Researchers have built an automated pipeline that annotates American Sign Language video at scale, releasing more than 300 hours of machine-generated labels and a new human-annotated benchmark to support AI sign language research.
The study, posted to ArXiv in April 2025, targets a well-known bottleneck in the field: large, high-quality ASL video datasets exist, but professional annotation is expensive enough that most of the footage goes unused. Datasets such as ASL STEM Wiki and FLEURS-ASL contain hundreds of hours recorded by professional interpreters, yet remain only partially labelled, limiting their usefulness for training and evaluating models.
Why Annotating Sign Language Video Is So Hard
Unlike speech, where automatic transcription tools are mature and widely deployed, sign language lacks an equivalent shortcut. Annotations must capture glosses (the discrete units of a sign language), fingerspelled words (where signers spell out English words letter by letter), and sign classifiers (handshapes that represent categories of objects or movement). Each requires specialist knowledge to label correctly, and the labour costs at dataset scale are prohibitive.
The pipeline takes signed video and English text as input and outputs a ranked set of likely annotations, including time intervals, for glosses, fingerspelled words, and sign classifiers.
The new pipeline sidesteps the need for exhaustive human effort by combining sparse predictions from two underlying models — a fingerspelling recognizer and an isolated sign recognizer (ISR) — with a K-Shot LLM approach that uses a large language model prompted with a small number of examples to estimate plausible annotation sequences. The system outputs a ranked list of candidate annotations with associated time intervals, which can then be reviewed or used directly as pseudo-labels for model training.
Baseline Models Achieve High Performance on Two Benchmarks
In building the pipeline, the researchers also developed baseline models for each recognition sub-task. According to the paper, their fingerspelling model achieves a 6.7% character error rate (CER) on the FSBoard benchmark, and their isolated sign recognizer reaches 74% top-1 accuracy on the ASL Citizen dataset. These benchmarks are self-reported by the research team and have not been independently verified.
The FSBoard and ASL Citizen results matter beyond the pipeline itself. Fingerspelling recognition and isolated sign recognition are foundational capabilities; better baseline models in these areas directly benefit any downstream application, from real-time interpretation tools to educational technology.
A Human-Annotated Gold Standard for Validation
To guard against the risk that pseudo-annotations simply propagate errors at scale, the team commissioned a professional interpreter to manually annotate nearly 500 videos from ASL STEM Wiki. These sequence-level gloss labels — covering glosses, classifiers, and fingerspelling — serve as a gold-standard benchmark against which the automated pipeline can be evaluated and calibrated.
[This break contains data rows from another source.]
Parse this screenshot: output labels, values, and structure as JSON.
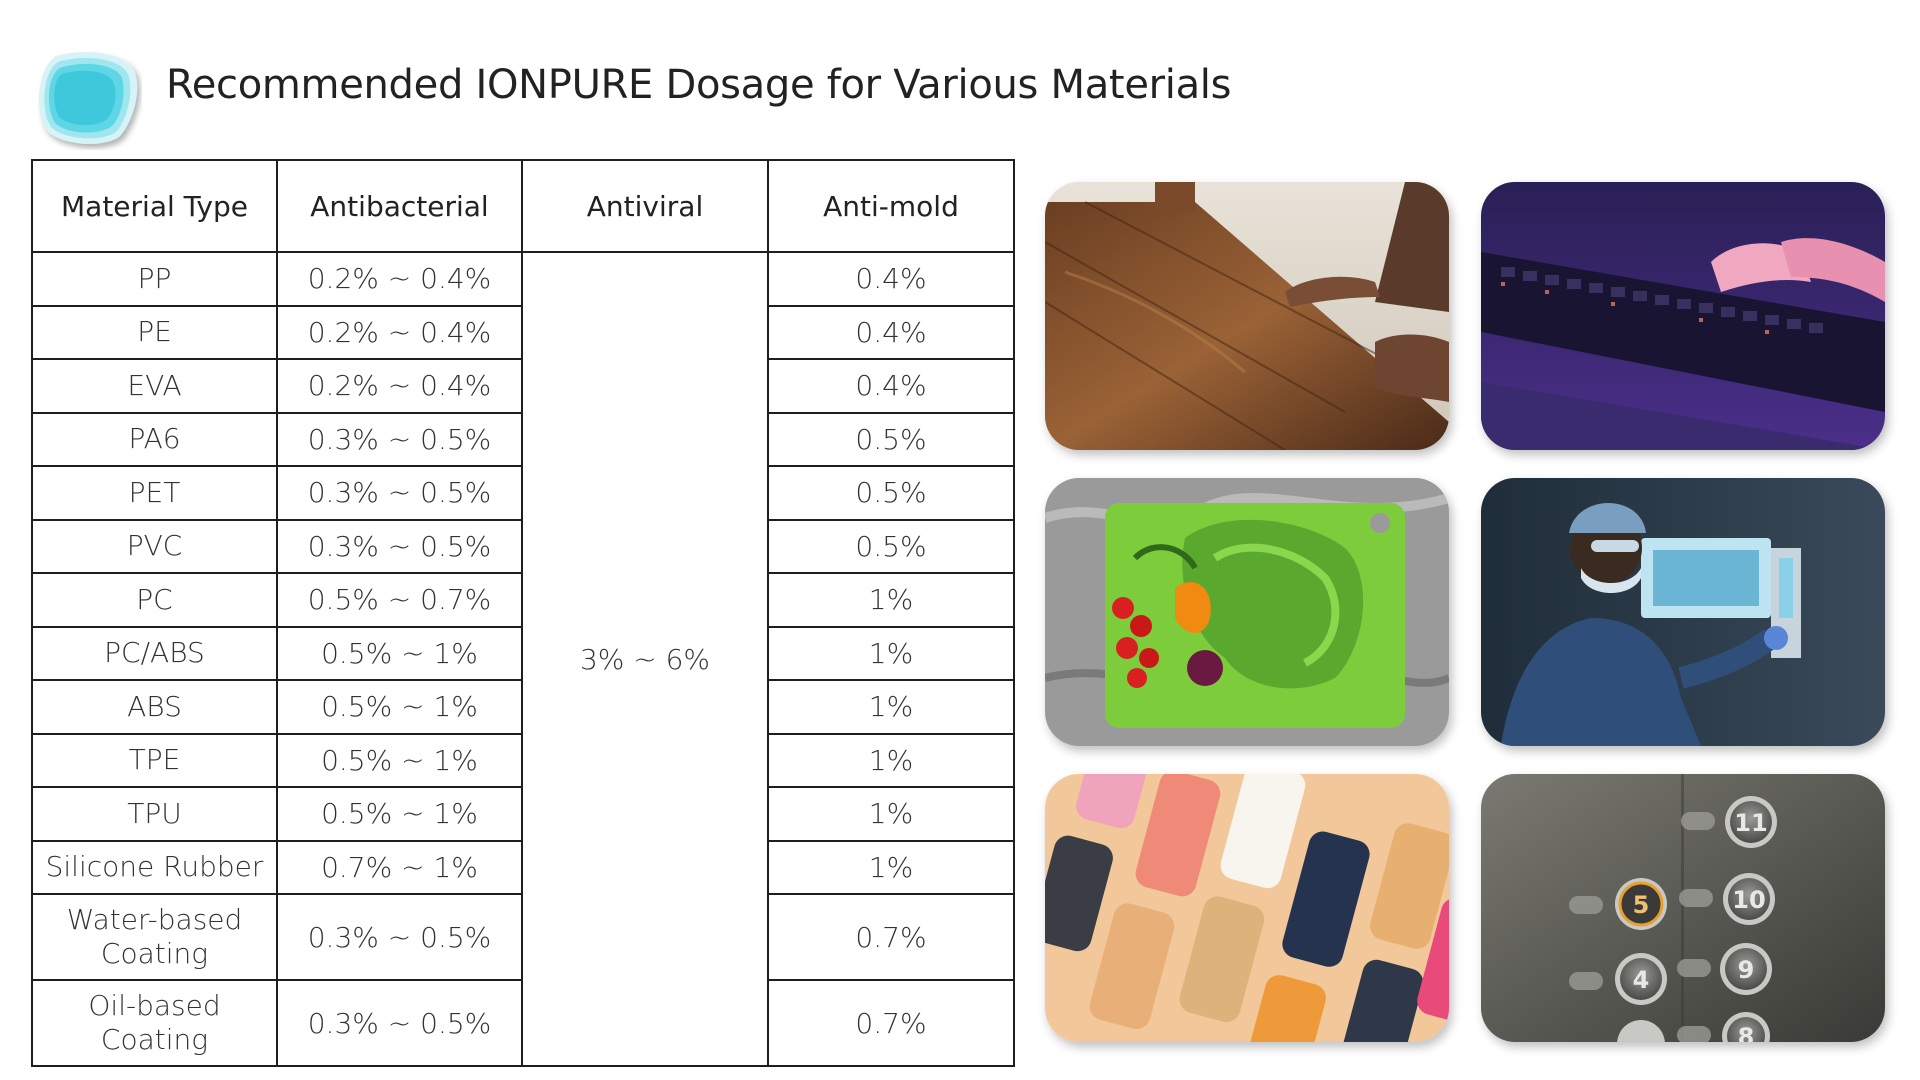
{
  "title": "Recommended IONPURE Dosage for Various Materials",
  "logo": {
    "icon": "layered-teal-shape-logo",
    "color": "#3fd0e0"
  },
  "table": {
    "headers": [
      "Material Type",
      "Antibacterial",
      "Antiviral",
      "Anti-mold"
    ],
    "antiviral_all": "3% ~ 6%",
    "rows": [
      {
        "material": "PP",
        "antibacterial": "0.2% ~ 0.4%",
        "antimold": "0.4%"
      },
      {
        "material": "PE",
        "antibacterial": "0.2% ~ 0.4%",
        "antimold": "0.4%"
      },
      {
        "material": "EVA",
        "antibacterial": "0.2% ~ 0.4%",
        "antimold": "0.4%"
      },
      {
        "material": "PA6",
        "antibacterial": "0.3% ~ 0.5%",
        "antimold": "0.5%"
      },
      {
        "material": "PET",
        "antibacterial": "0.3% ~ 0.5%",
        "antimold": "0.5%"
      },
      {
        "material": "PVC",
        "antibacterial": "0.3% ~ 0.5%",
        "antimold": "0.5%"
      },
      {
        "material": "PC",
        "antibacterial": "0.5% ~ 0.7%",
        "antimold": "1%"
      },
      {
        "material": "PC/ABS",
        "antibacterial": "0.5% ~ 1%",
        "antimold": "1%"
      },
      {
        "material": "ABS",
        "antibacterial": "0.5% ~ 1%",
        "antimold": "1%"
      },
      {
        "material": "TPE",
        "antibacterial": "0.5% ~ 1%",
        "antimold": "1%"
      },
      {
        "material": "TPU",
        "antibacterial": "0.5% ~ 1%",
        "antimold": "1%"
      },
      {
        "material": "Silicone Rubber",
        "antibacterial": "0.7% ~ 1%",
        "antimold": "1%"
      },
      {
        "material_line1": "Water-based",
        "material_line2": "Coating",
        "antibacterial": "0.3% ~ 0.5%",
        "antimold": "0.7%"
      },
      {
        "material_line1": "Oil-based",
        "material_line2": "Coating",
        "antibacterial": "0.3% ~ 0.5%",
        "antimold": "0.7%"
      }
    ]
  },
  "photos": [
    {
      "icon": "wood-flooring-photo"
    },
    {
      "icon": "keyboard-photo"
    },
    {
      "icon": "cutting-board-vegetables-photo"
    },
    {
      "icon": "medical-worker-photo"
    },
    {
      "icon": "phone-cases-photo"
    },
    {
      "icon": "elevator-buttons-photo",
      "labels": [
        "11",
        "5",
        "10",
        "4",
        "9",
        "8"
      ]
    }
  ]
}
Releasing this human-annotated set alongside the machine-generated labels is a meaningful methodological choice. It gives other researchers a way to measure how far pseudo-annotation quality falls short of expert human labelling, and allows the community to track improvement over time as pipeline methods advance.
The combined release — human annotations plus over 300 hours of pseudo-labels — is being made available as supplemental material to the paper, according to the authors.
Implications for a Data-Starved Field
Sign language AI has lagged behind speech and text processing partly because the data problem is harder. Video is bandwidth-heavy, annotation requires rare expertise, and sign languages are not monolithic — American Sign Language differs structurally from British, Auslan, and dozens of other national sign languages, each of which needs its own data infrastructure.
Pseudo-annotation pipelines represent one practical route forward. If machine-generated labels are accurate enough — or if their errors are well-characterised — they can multiply the effective size of training sets without proportional increases in cost. The approach mirrors techniques that have been productive in low-resource spoken language processing, where pseudo-labelled audio has enabled meaningful progress even when transcribed data is scarce.
The K-Shot LLM component is particularly worth noting. Large language models carry knowledge about English vocabulary and syntax that can inform plausible gloss sequences when video evidence alone is ambiguous. Whether this cross-modal transfer holds up robustly across the diversity of signing styles, speeds, and domains in the wild remains an open empirical question — one the released benchmark is now better positioned to help answer.
What This Means
For researchers and developers working on sign language AI, this release substantially lowers the barrier to training and benchmarking new models — the combination of a scalable annotation pipeline, strong baseline recognizers, and a professional gold-standard dataset addresses three bottlenecks at once.